No matter who you ask we can all agree, the world has gone to shit. Somehow the economy is always bad, the planet is warming yet my toes are still cold, and the emails never stop coming in. Global capitalism and its overdependence on technology have stunted our social and emotional lives. And obviously, a good bit of country livin’ is the cure.
We yearn for the feeling of a community that resides across the street, not in the vast ether of the internet. Everybody’s getting a little bit sick of all this SpaceX, AI, modernist bullshit. Stop inventing things! Collectively, we’ve all come to the same conclusion: we want out. Whether or not you’d ever say it out loud, you pine to drive a truck down a bumpy dirt track, the freedom of the road and the majesty of the mountains stretching out before you, calling you home.
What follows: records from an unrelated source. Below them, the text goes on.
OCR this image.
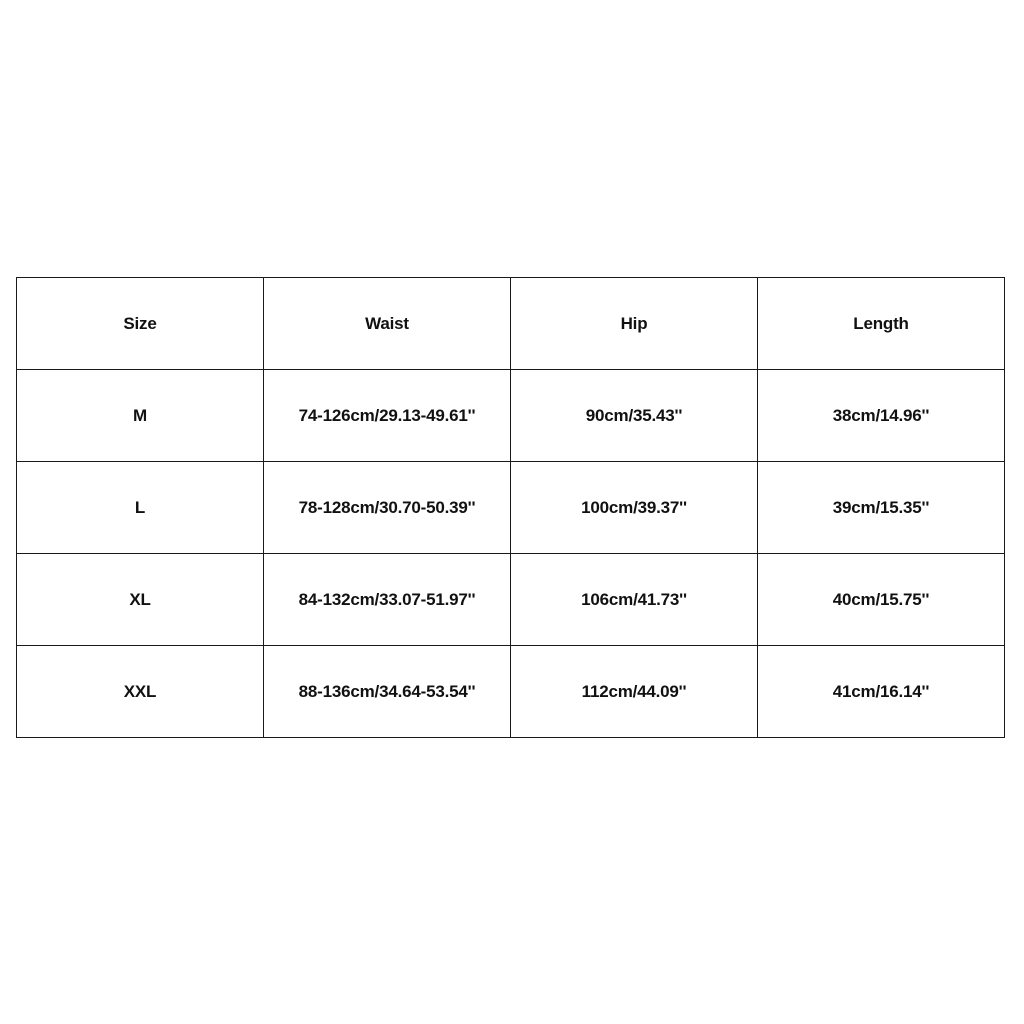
Size	Waist	Hip	Length
M	74-126cm/29.13-49.61''	90cm/35.43''	38cm/14.96''
L	78-128cm/30.70-50.39''	100cm/39.37''	39cm/15.35''
XL	84-132cm/33.07-51.97''	106cm/41.73''	40cm/15.75''
XXL	88-136cm/34.64-53.54''	112cm/44.09''	41cm/16.14''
You watched Yellowstone. You know it to be true.
Do you know who else knows it to be true? Beyonce. Despite common sense, Beyonce is just like us (only more talented and better and with the face and voice of a divine being). She too is sick of her stupid little phone with its constant cries of “bzzzt” and “ping” and “mm mmmmm.” So she chucked that accursed rectangle into the bayou, peered into our souls, and delivered unto us “TEXAS HOLD ‘EM.” And boy oh boy, are we holding 'em. We are holding 'em good and tight. And by “em” I, of course, mean the essential facets of human nature that are fundamentally incompatible with the world we have built for ourselves.
We evolved to socialize within groups of 150 people. We are meant to build strong social bonds with people we’ve known since birth. We are meant to share food, look after one another’s children, and maintain a firm grasp on the meaning of the word “home.” We have strayed far from this life. Instead of making music together as humankind once did, we put in our AirPods to block the outside world as we push through anonymous crowds in Red Square, expressionless (unless of course, someone eats shit on those godforsaken bricks).
On some level we have all realized that this is not how we want to live. We are moving out of the big cities. We are talking about local food systems. We are forming book clubs with our friends and trying desperately to stick with them. We are listening to Shaboozey. Gone are the days of Pitbull and freaking out over the newest iPhone. We fantasize about pulling on our boots and escaping the breakneck pace of modern life to the sweet sounds of Jelly Roll. It may be true that our screen time still exceeds seven hours, but we really wish it didn’t. The world is still confusing and scary, but the small-town feeling we get when that plucky guitar comes on can always be relied on for a few minutes of relief.
What musical phenomenon will lay claim to the years to come? Who knows. Probably Doechii.